Single by Daddy Yankee, Anuel AA and Kendo Kaponi
- Language: Spanish
- Released: 11 September 2020
- Length: 4:36
- Label: El Cartel; Universal;
- Songwriters: Mark Andrews; Ramón Ayala; Desmond Child; Emmanuel Gazmey; Tim Kelley; Luian Malave; Rafael Pina; José Morales Rivera; Bob Robinson; Draco Rosa; Edgar Semper; Xavier Semper;
- Producers: Hydro; Mambo Kingz; DJ Luian;

Daddy Yankee singles chronology
| "Relación (Remix)" (2020) | "Don Don" (2020) | "De Vuelta Pa' La Vuelta" (2020) |

Anuel AA singles chronology
| "Elegí (Remix)" (2020) | "Don Don" (2020) | "Reloj" (2020) |

Kendo Kaponi singles chronology
| "Resistencia" (2020) | "Don Don" (2020) |  |

Music video
- "Don Don" on YouTube

= Don Don =

2020 single by Daddy Yankee, Anuel AA and Kendo Kaponi

"Don Don" is a song by Puerto Rican rappers Daddy Yankee, Anuel AA and Kendo Kaponi. The song was released by El Cartel Records and Universal Latino on 11 September 2020. It was Daddy Yankee's first release under a multi-million dollar partnership with Universal Music Group, which allows him to be involved in music, film, and television projects with the group. "Don Don" samples and interpolates the 1999 single, "Thong Song" by American singer Sisqó, who later appeared on the remix of "Don Don." The song debuted and peaked at number 10 on the Billboard Hot Latin Songs chart.

== Background and composition ==
Just before the release of "Don Don", Daddy Yankee announced a multi-million dollar partnership with Universal Music Group. The deal would allow for Daddy Yankee to venture into music, film, and television projects with the label. Yankee described his partnership as "one of the biggest commitments to an artist in the history of Latin music". "Don Don", which released on 11 September 2020, became the first release under the partnership.

"Don Don" samples and interpolates American singer Sisqó's 1999 hit single "Thong Song". Daddy Yankee had previously sampled "Thong Song" in his 2001 song "Tu Cuerpo en la Cama", alongside fellow Puerto Rican artist Nicky Jam, from Yankee's album El Cartel II.

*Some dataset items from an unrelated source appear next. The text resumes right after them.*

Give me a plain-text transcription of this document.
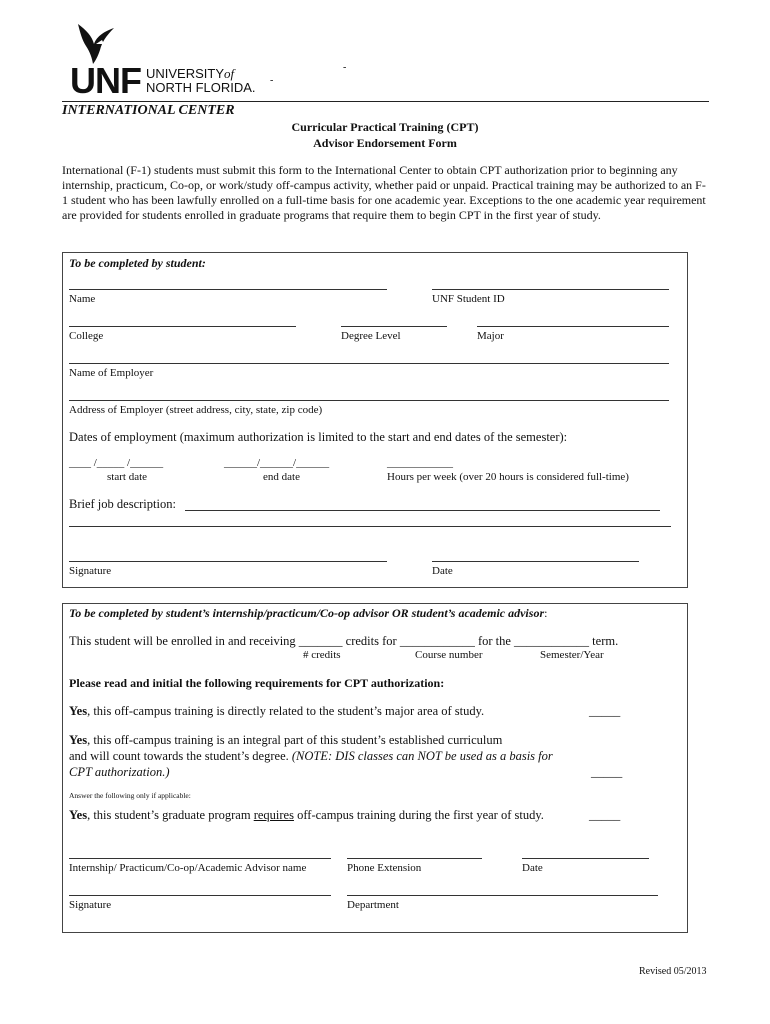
UNF UNIVERSITYof
NORTH FLORIDA.
-
-
INTERNATIONAL CENTER
Curricular Practical Training (CPT)
Advisor Endorsement Form
International (F-1) students must submit this form to the International Center to obtain CPT authorization prior to beginning any internship, practicum, Co-op, or work/study off-campus activity, whether paid or unpaid. Practical training may be authorized to an F-1 student who has been lawfully enrolled on a full-time basis for one academic year. Exceptions to the one academic year requirement are provided for students enrolled in graduate programs that require them to begin CPT in the first year of study.
To be completed by student:
Name	UNF Student ID
College	Degree Level	Major
Name of Employer
Address of Employer (street address, city, state, zip code)
Dates of employment (maximum authorization is limited to the start and end dates of the semester):
____ /_____ /______	______/______/______	____________
start date	end date	Hours per week (over 20 hours is considered full-time)
Brief job description:
Signature	Date
To be completed by student’s internship/practicum/Co-op advisor OR student’s academic advisor:
This student will be enrolled in and receiving _______ credits for ____________ for the ____________ term.
# credits	Course number	Semester/Year
Please read and initial the following requirements for CPT authorization:
Yes, this off-campus training is directly related to the student’s major area of study.	_____
Yes, this off-campus training is an integral part of this student’s established curriculum
and will count towards the student’s degree. (NOTE: DIS classes can NOT be used as a basis for
CPT authorization.)	_____
Answer the following only if applicable:
Yes, this student’s graduate program requires off-campus training during the first year of study.	_____
Internship/ Practicum/Co-op/Academic Advisor name	Phone Extension	Date
Signature	Department
Revised 05/2013
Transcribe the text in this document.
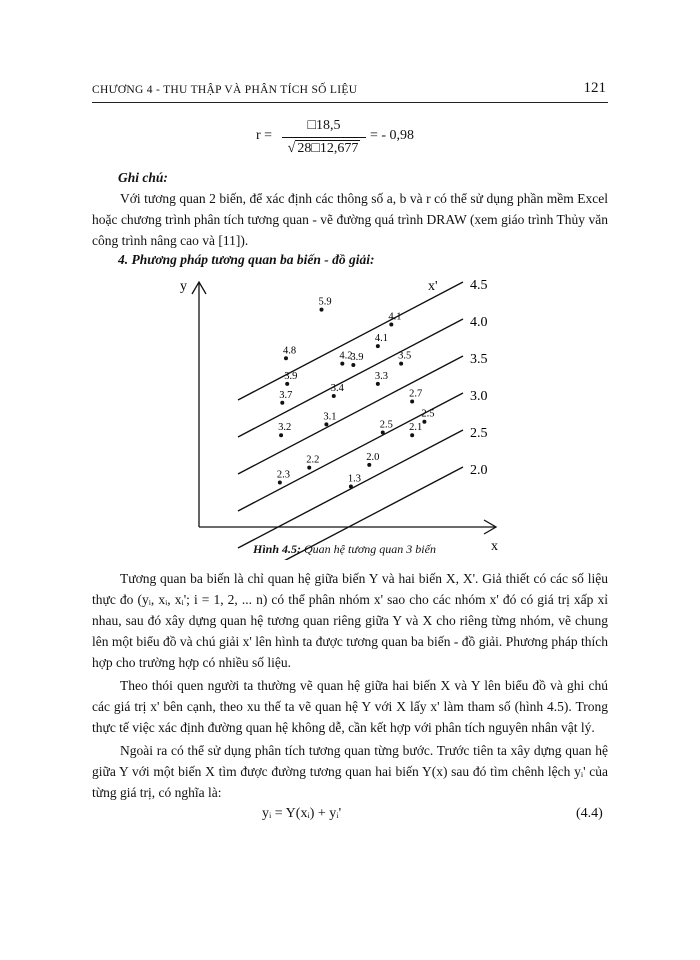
CHƯƠNG 4 - THU THẬP VÀ PHÂN TÍCH SỐ LIỆU	121
r =
□18,5
√ 28□12,677
= - 0,98
Ghi chú:

Với tương quan 2 biến, để xác định các thông số a, b và r có thể sử dụng phần mềm Excel hoặc chương trình phân tích tương quan - vẽ đường quá trình DRAW (xem giáo trình Thủy văn công trình nâng cao và [11]).

4. Phương pháp tương quan ba biến - đồ giải:
4.5
4.0
3.5
3.0
2.5
2.0
5.9
4.1
4.8
4.1
4.2
3.9	3.5
3.9
3.4
3.3
3.7	2.7
3.1	2.5
2.5 2.1
3.2
2.2	2.0
2.3	1.3
y
x
x'
Hình 4.5: Quan hệ tương quan 3 biến

Tương quan ba biến là chỉ quan hệ giữa biến Y và hai biến X, X'. Giả thiết có các số liệu thực đo (yᵢ, xᵢ, xᵢ'; i = 1, 2, ... n) có thể phân nhóm x' sao cho các nhóm x' đó có giá trị xấp xỉ nhau, sau đó xây dựng quan hệ tương quan riêng giữa Y và X cho riêng từng nhóm, vẽ chung lên một biểu đồ và chú giải x' lên hình ta được tương quan ba biến - đồ giải. Phương pháp thích hợp cho trường hợp có nhiều số liệu.

Theo thói quen người ta thường vẽ quan hệ giữa hai biến X và Y lên biểu đồ và ghi chú các giá trị x' bên cạnh, theo xu thế ta vẽ quan hệ Y với X lấy x' làm tham số (hình 4.5). Trong thực tế việc xác định đường quan hệ không dễ, cần kết hợp với phân tích nguyên nhân vật lý.

Ngoài ra có thể sử dụng phân tích tương quan từng bước. Trước tiên ta xây dựng quan hệ giữa Y với một biến X tìm được đường tương quan hai biến Y(x) sau đó tìm chênh lệch yᵢ' của từng giá trị, có nghĩa là:

yᵢ = Y(xᵢ) + yᵢ'	(4.4)
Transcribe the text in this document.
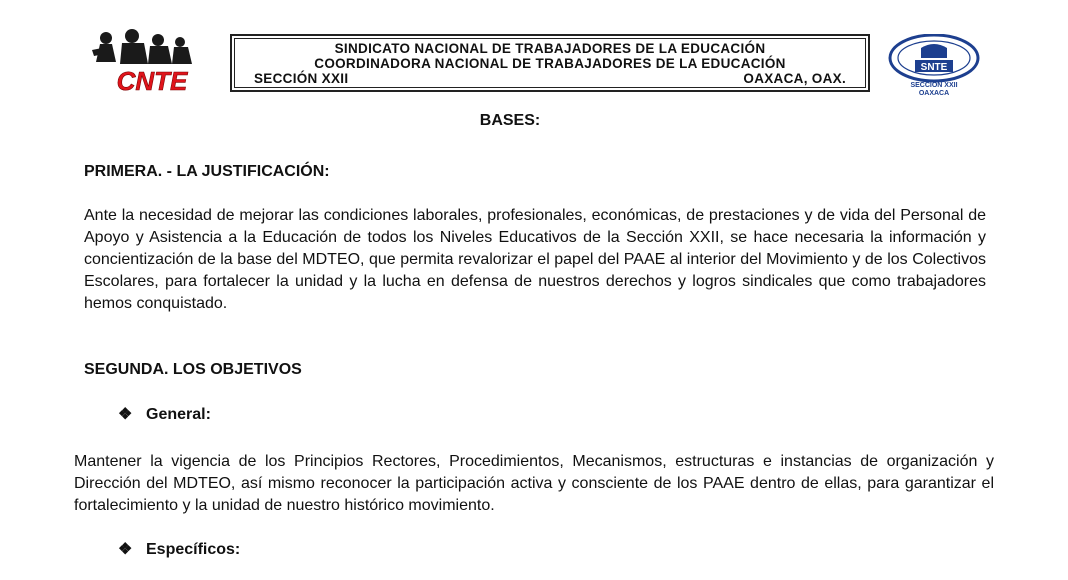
CNTE
SINDICATO NACIONAL DE TRABAJADORES DE LA EDUCACIÓN
COORDINADORA NACIONAL DE TRABAJADORES DE LA EDUCACIÓN
SECCIÓN XXII	OAXACA, OAX.
SNTE
SECCION XXII
OAXACA
BASES:
PRIMERA. - LA JUSTIFICACIÓN:

Ante la necesidad de mejorar las condiciones laborales, profesionales, económicas, de prestaciones y de vida del Personal de Apoyo y Asistencia a la Educación de todos los Niveles Educativos de la Sección XXII, se hace necesaria la información y concientización de la base del MDTEO, que permita revalorizar el papel del PAAE al interior del Movimiento y de los Colectivos Escolares, para fortalecer la unidad y la lucha en defensa de nuestros derechos y logros sindicales que como trabajadores hemos conquistado.

SEGUNDA. LOS OBJETIVOS
❖ General:

Mantener la vigencia de los Principios Rectores, Procedimientos, Mecanismos, estructuras e instancias de organización y Dirección del MDTEO, así mismo reconocer la participación activa y consciente de los PAAE dentro de ellas, para garantizar el fortalecimiento y la unidad de nuestro histórico movimiento.

❖ Específicos:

"Don Don" features fellow Puerto Rican rappers Anuel AA and Kendo Kaponi. Yankee, Anuel and Kaponi have all collaborated with each other at some point during their careers. Daddy Yankee and Anuel AA had previously collaborated on songs such as "Adictiva" (2018) and "China" (2019). Yankee and Kendo Kaponi had collaborated on "Llegamos a la Disco" from Yankee's album Prestige (2012). Anuel and Kendo had collaborated on the song "Delincuente" alongside fellow Puerto Rican artist Farruko on the latter's album Gangalee (2019).

== Music video ==
The music video for "Don Don" was released alongside the song itself. It was directed by Fernando Lugo and stars all three artists. The music video has generated over 80 million views on YouTube as of November 2020.

== Remix ==
On 21 October 2020, Daddy Yankee, Anuel AA, and Kendo Kaponi debuted a new version of "Don Don" at the 2020 Billboard Latin Music Awards. The new version featured vocals by Sisqó, whose song "Thong Song" was sampled in "Don Don." In the new version, Sisqó blends in the lyrics to "Thong Song" over the instrumental for "Don Don." The Billboard performance of the remix was released online the day after the awards, and an official studio version was released weeks later on 5 November 2020.

== Charts ==

| Chart (2020) | Peak position |
|---|---|
| Argentina (Argentina Hot 100) | 55 |
| Global 200 (Billboard) | 101 |
| Dominican Republic (SODINPRO) | 32 |
| Honduras (Monitor Latino) | 12 |
| Nicaragua (Monitor Latino) | 7 |
| Puerto Rico (Monitor Latino) | 6 |
| Spain (PROMUSICAE) | 16 |
| US Hot Latin Songs (Billboard) | 10 |

== Certifications ==

| Region | Certification | Certified units/sales |
| Spain (Promusicae) | Platinum | 40,000^{‡} |
| United States (RIAA) | 2× Platinum (Latin) | 120,000^{‡} |
^{‡} Sales+streaming figures based on certification alone.